中国の愛好家フォーラムChiphellにおいて、未発表のAMD Radeon RX 9070 XTリファレンスカードの実機レビューが公開された。三連ファン構成の2.5スロット厚カードで、GPUにはグラフェンシートが採用されており、熱伝導パッドの交換後にはGDDR6メモリ温度の顕著な低下が確認された。
このカードはブラックマーケット経由で入手されたもので、公式発表されていない外観ながらもAMDの純正レンダリング画像に酷似している点が注目される。Time SpyやFurMark等のテスト結果からも、電力上限引き上げ後の挙動や冷却性能の改善効果が定量的に示されている。
現時点でRX 7000シリーズ向けのリファレンスデザインの公式提供は行われていないが、本カードは仮にそれが存在していた場合の設計指針を示唆するものとして、熱管理や構造の観点から興味深い先行事例となり得る。
グラフェンシートの採用と熱伝導パッドの品質が示す冷却設計の課題

Chiphellフォーラムに投稿された非公式レビューによれば、未発表のAMD Radeon RX 9070 XTリファレンスカードにはGPU冷却機構の一環としてグラフェンシートが搭載されていた。この素材は極めて高い熱伝導性を持つが、同カードに用いられていた熱伝導パッドの品質は高くなく、GDDR6メモリの高温化を引き起こす一因とされた。投稿者が独自に高性能パッドに交換したところ、Time SpyおよびFurMarkによる温度測定でメモリチップの温度が最大6度低下したというデータが得られている。

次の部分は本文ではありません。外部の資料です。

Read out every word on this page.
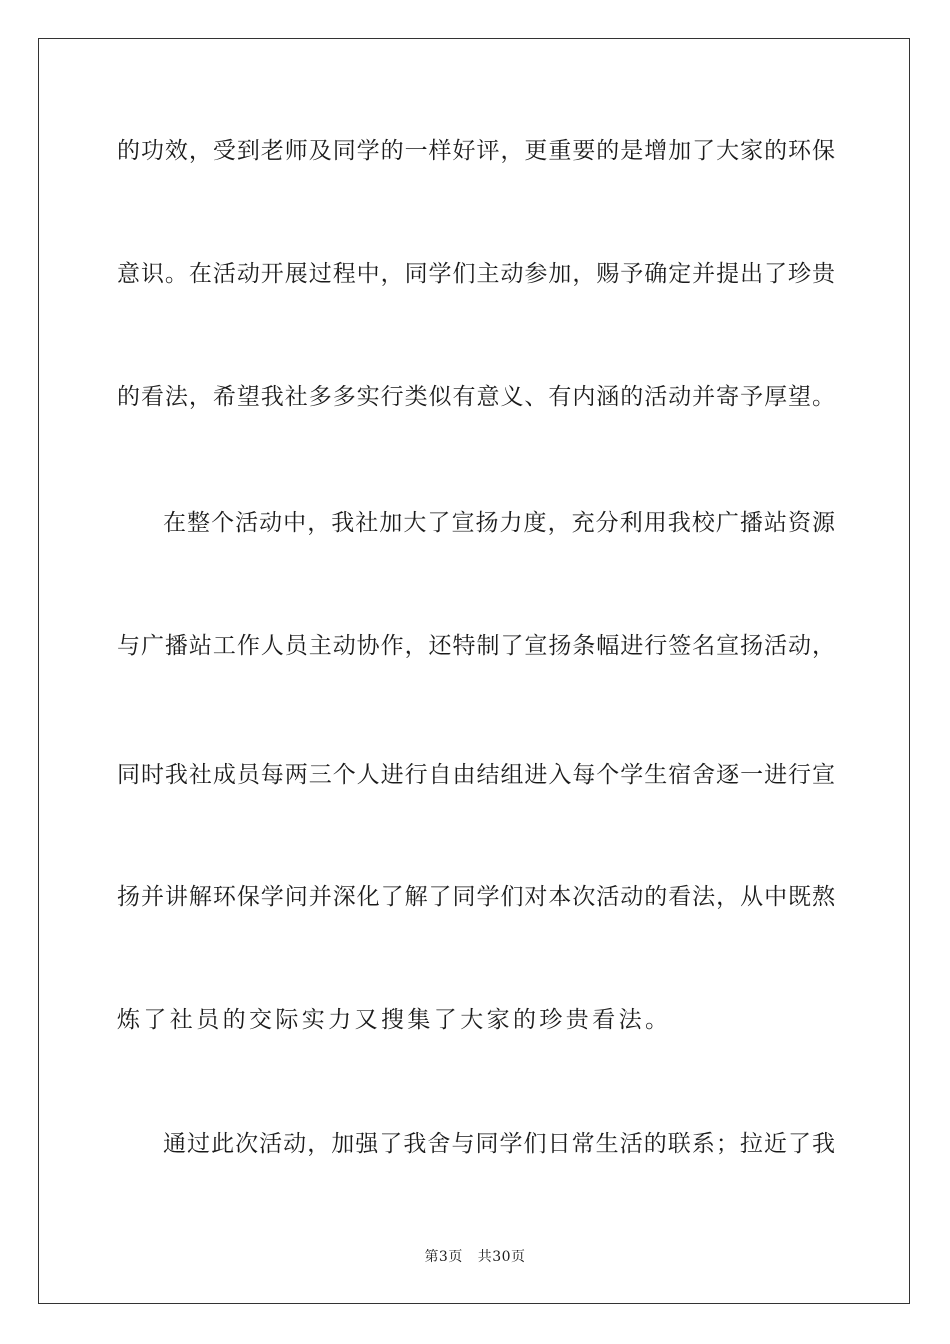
的功效，受到老师及同学的一样好评，更重要的是增加了大家的环保
意识。在活动开展过程中，同学们主动参加，赐予确定并提出了珍贵
的看法，希望我社多多实行类似有意义、有内涵的活动并寄予厚望。
在整个活动中，我社加大了宣扬力度，充分利用我校广播站资源
与广播站工作人员主动协作，还特制了宣扬条幅进行签名宣扬活动，
同时我社成员每两三个人进行自由结组进入每个学生宿舍逐一进行宣
扬并讲解环保学问并深化了解了同学们对本次活动的看法，从中既熬
炼了社员的交际实力又搜集了大家的珍贵看法。
通过此次活动，加强了我舍与同学们日常生活的联系；拉近了我
第3页 共30页
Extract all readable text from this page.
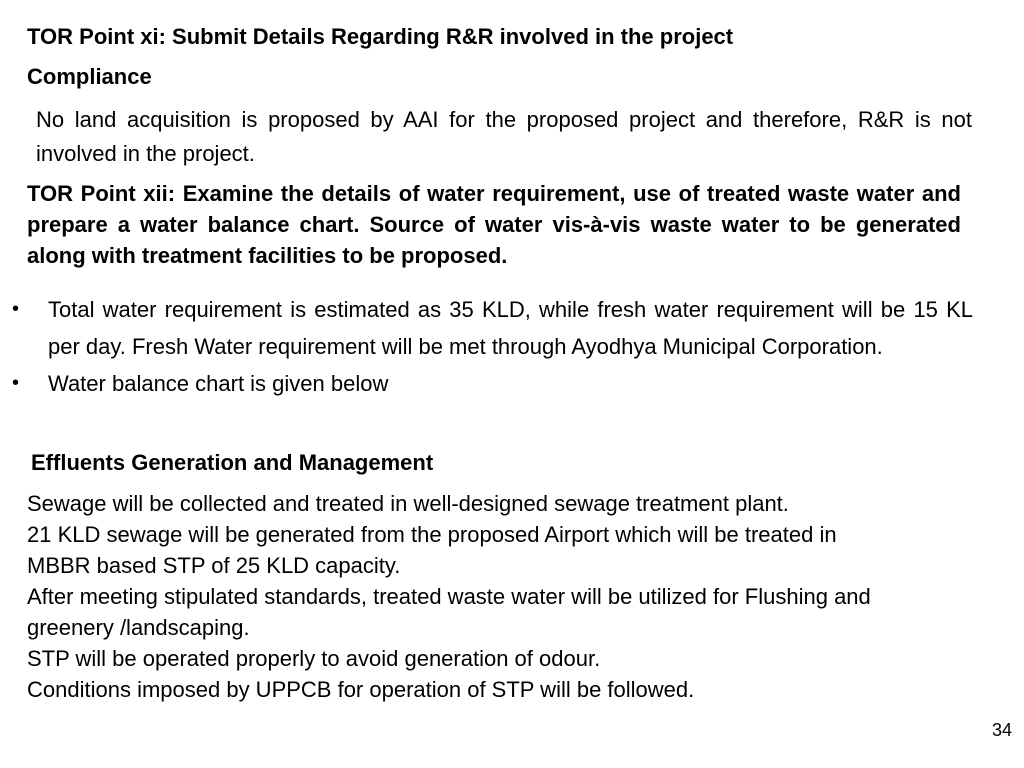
TOR Point xi: Submit Details Regarding R&R involved in the project
Compliance
No land acquisition is proposed by AAI for the proposed project and therefore, R&R is not involved in the project.
TOR Point xii: Examine the details of water requirement, use of treated waste water and prepare a water balance chart. Source of water vis-à-vis waste water to be generated along with treatment facilities to be proposed.
• Total water requirement is estimated as 35 KLD, while fresh water requirement will be 15 KL per day. Fresh Water requirement will be met through Ayodhya Municipal Corporation.
• Water balance chart is given below
Effluents Generation and Management
Sewage will be collected and treated in well-designed sewage treatment plant.
21 KLD sewage will be generated from the proposed Airport which will be treated in
MBBR based STP of 25 KLD capacity.
After meeting stipulated standards, treated waste water will be utilized for Flushing and
greenery /landscaping.
STP will be operated properly to avoid generation of odour.
Conditions imposed by UPPCB for operation of STP will be followed.
34
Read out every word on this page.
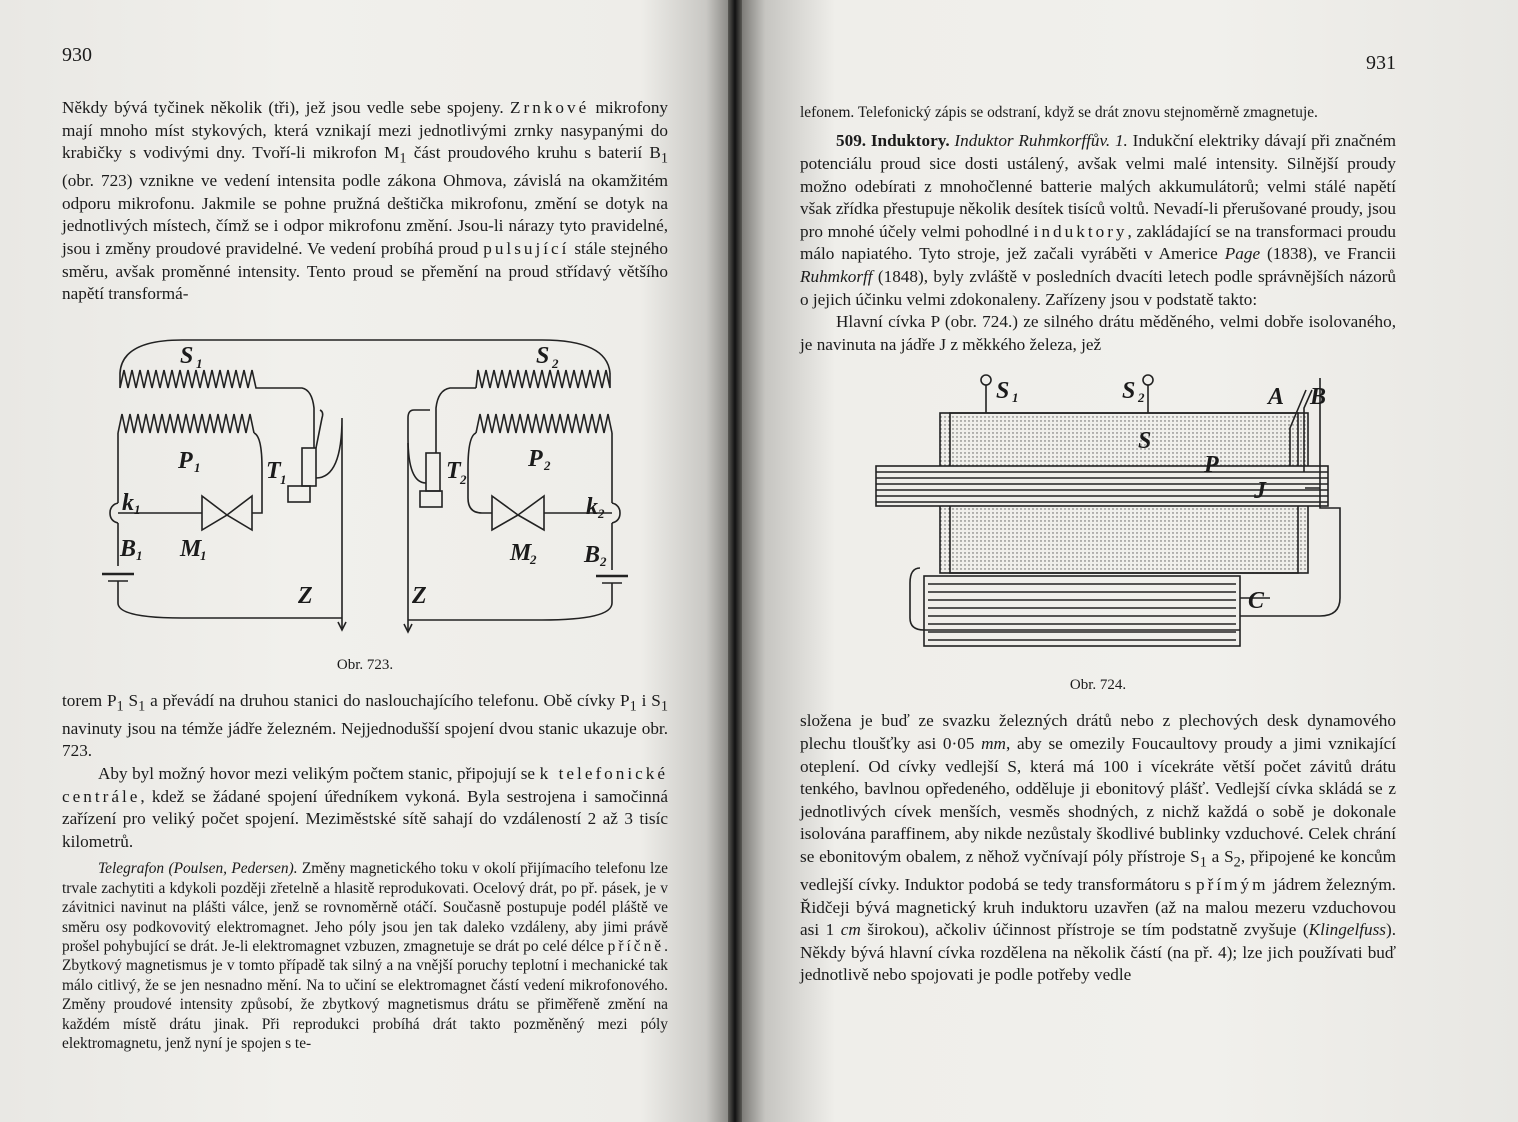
930

Někdy bývá tyčinek několik (tři), jež jsou vedle sebe spojeny. Zrnkové mikrofony mají mnoho míst stykových, která vznikají mezi jednotlivými zrnky nasypanými do krabičky s vodivými dny. Tvoří-li mikrofon $M_1$ část proudového kruhu s baterií $B_1$ (obr. 723) vznikne ve vedení intensita podle zákona Ohmova, závislá na okamžitém odporu mikrofonu. Jakmile se pohne pružná deštička mikrofonu, změní se dotyk na jednotlivých místech, čímž se i odpor mikrofonu změní. Jsou-li nárazy tyto pravidelné, jsou i změny proudové pravidelné. Ve vedení probíhá proud pulsující stále stejného směru, avšak proměnné intensity. Tento proud se přemění na proud střídavý většího napětí transformá-

S 1	S 2
P 1	P 2
T 1	T 2
k 1	k 2
M
1	M
2
B 1	B 2
Z	Z
Obr. 723.

torem $P_1$ $S_1$ a převádí na druhou stanici do naslouchajícího telefonu. Obě cívky $P_1$ i $S_1$ navinuty jsou na témže jádře železném. Nejjednodušší spojení dvou stanic ukazuje obr. 723.

Aby byl možný hovor mezi velikým počtem stanic, připojují se k telefonické centrále, kdež se žádané spojení úředníkem vykoná. Byla sestrojena i samočinná zařízení pro veliký počet spojení. Meziměstské sítě sahají do vzdáleností 2 až 3 tisíc kilometrů.

Telegrafon (Poulsen, Pedersen). Změny magnetického toku v okolí přijímacího telefonu lze trvale zachytiti a kdykoli později zřetelně a hlasitě reprodukovati. Ocelový drát, po př. pásek, je v závitnici navinut na plášti válce, jenž se rovnoměrně otáčí. Současně postupuje podél pláště ve směru osy podkovovitý elektromagnet. Jeho póly jsou jen tak daleko vzdáleny, aby jimi právě prošel pohybující se drát. Je-li elektromagnet vzbuzen, zmagnetuje se drát po celé délce příčně. Zbytkový magnetismus je v tomto případě tak silný a na vnější poruchy teplotní i mechanické tak málo citlivý, že se jen nesnadno mění. Na to učiní se elektromagnet částí vedení mikrofonového. Změny proudové intensity způsobí, že zbytkový magnetismus drátu se přiměřeně změní na každém místě drátu jinak. Při reprodukci probíhá drát takto pozměněný mezi póly elektromagnetu, jenž nyní je spojen s te-

931

lefonem. Telefonický zápis se odstraní, když se drát znovu stejnoměrně zmagnetuje.

509. Induktory. Induktor Ruhmkorffův. 1. Indukční elektriky dávají při značném potenciálu proud sice dosti ustálený, avšak velmi malé intensity. Silnější proudy možno odebírati z mnohočlenné batterie malých akkumulátorů; velmi stálé napětí však zřídka přestupuje několik desítek tisíců voltů. Nevadí-li přerušované proudy, jsou pro mnohé účely velmi pohodlné induktory, zakládající se na transformaci proudu málo napiatého. Tyto stroje, jež začali vyráběti v Americe Page (1838), ve Francii Ruhmkorff (1848), byly zvláště v posledních dvacíti letech podle správnějších názorů o jejich účinku velmi zdokonaleny. Zařízeny jsou v podstatě takto:

Hlavní cívka P (obr. 724.) ze silného drátu měděného, velmi dobře isolovaného, je navinuta na jádře J z měkkého železa, jež

S 1	S 2
S
P
J
A B
C
Obr. 724.

složena je buď ze svazku železných drátů nebo z plechových desk dynamového plechu tloušťky asi 0·05 mm, aby se omezily Foucaultovy proudy a jimi vznikající oteplení. Od cívky vedlejší S, která má 100 i vícekráte větší počet závitů drátu tenkého, bavlnou opředeného, odděluje ji ebonitový plášť. Vedlejší cívka skládá se z jednotlivých cívek menších, vesměs shodných, z nichž každá o sobě je dokonale isolována paraffinem, aby nikde nezůstaly škodlivé bublinky vzduchové. Celek chrání se ebonitovým obalem, z něhož vyčnívají póly přístroje $S_1$ a $S_2$, připojené ke koncům vedlejší cívky. Induktor podobá se tedy transformátoru s přímým jádrem železným. Řidčeji bývá magnetický kruh induktoru uzavřen (až na malou mezeru vzduchovou asi 1 cm širokou), ačkoliv účinnost přístroje se tím podstatně zvyšuje (Klingelfuss). Někdy bývá hlavní cívka rozdělena na několik částí (na př. 4); lze jich používati buď jednotlivě nebo spojovati je podle potřeby vedle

これらの結果からは、冷却素材そのものの選定と、GPUコアと周辺コンポーネントにおける冷却バランスの設計が極めて重要であることが浮き彫りとなる。また、グラフェンという先端素材の導入が単体で高い性能を保証するわけではなく、それを支える周辺部材との整合性と最適化が不可欠である。熱設計における技術的未完成さが明らかとなった今回の事例は、リファレンスカードにおける冷却設計の一層の成熟を促す機会といえるだろう。
ブラックマーケット経由で流通する未発表カードが示唆する製造流通の実態
今回のRadeon RX 9070 XTはAMDが公式に発表していないにもかかわらず、中国のフォーラム上で実機レビューが掲載されており、その入手経路は明確にはされていない。カード本体には旧Radeonロゴが使用されるなど、正式製品には見られない意匠も含まれており、いわゆるOEM向けないし評価用サンプルであった可能性が指摘される。これらのカードがブラックマーケットで個人に販売されている実態は、製造から流通の過程におけるセキュリティや管理体制の緩さを示している。
外観はAMDのレンダリング画像と非常に酷似しており、設計段階では公式に近い仕様で開発された可能性は排除できない。ただし、その設計が公式のリファレンスカードであるという裏付けはなく、現時点でAMDがRX 7000シリーズ向けにリファレンスモデルを展開する計画は確認されていない。企業秘密の流出や非公式流通が新製品の市場形成に影響を与えることは、製品の信頼性とブランド価値に直結する重大な懸念であり、今後の管理体制強化が求められる。
Founders Edition以降に変化した純正カードの価値とリファレンス設計の意義
かつてリファレンスカードは、ボードパートナーによるカスタムモデルに比べて性能や冷却性能で劣るとの評価が主流であった。しかし、NVIDIAがFounders Editionを投入し、AMDも液冷を採用したリファレンス設計を展開したことにより、純正カードの存在価値は再定義された。これらは基準性能を担保しつつ、ブランドの設計思想を直接伝える手段となり、ハイエンドユーザーの評価軸にも変化をもたらしている。
一方で、今回のようにAMDがRX 7000シリーズで公式リファレンスを提供していない状況は、純正設計の継承と進化という観点からは空白と捉えられる可能性がある。今回リークされたカードがその代替物である保証はないが、形状やファン構成、配色などが暗示する設計方針にはAMDの美学が垣間見える。純正カードは単なるハードウェアではなく、製品ライン全体の象徴であり、今後のGPU市場でその役割がどう位置付けられるかが問われている。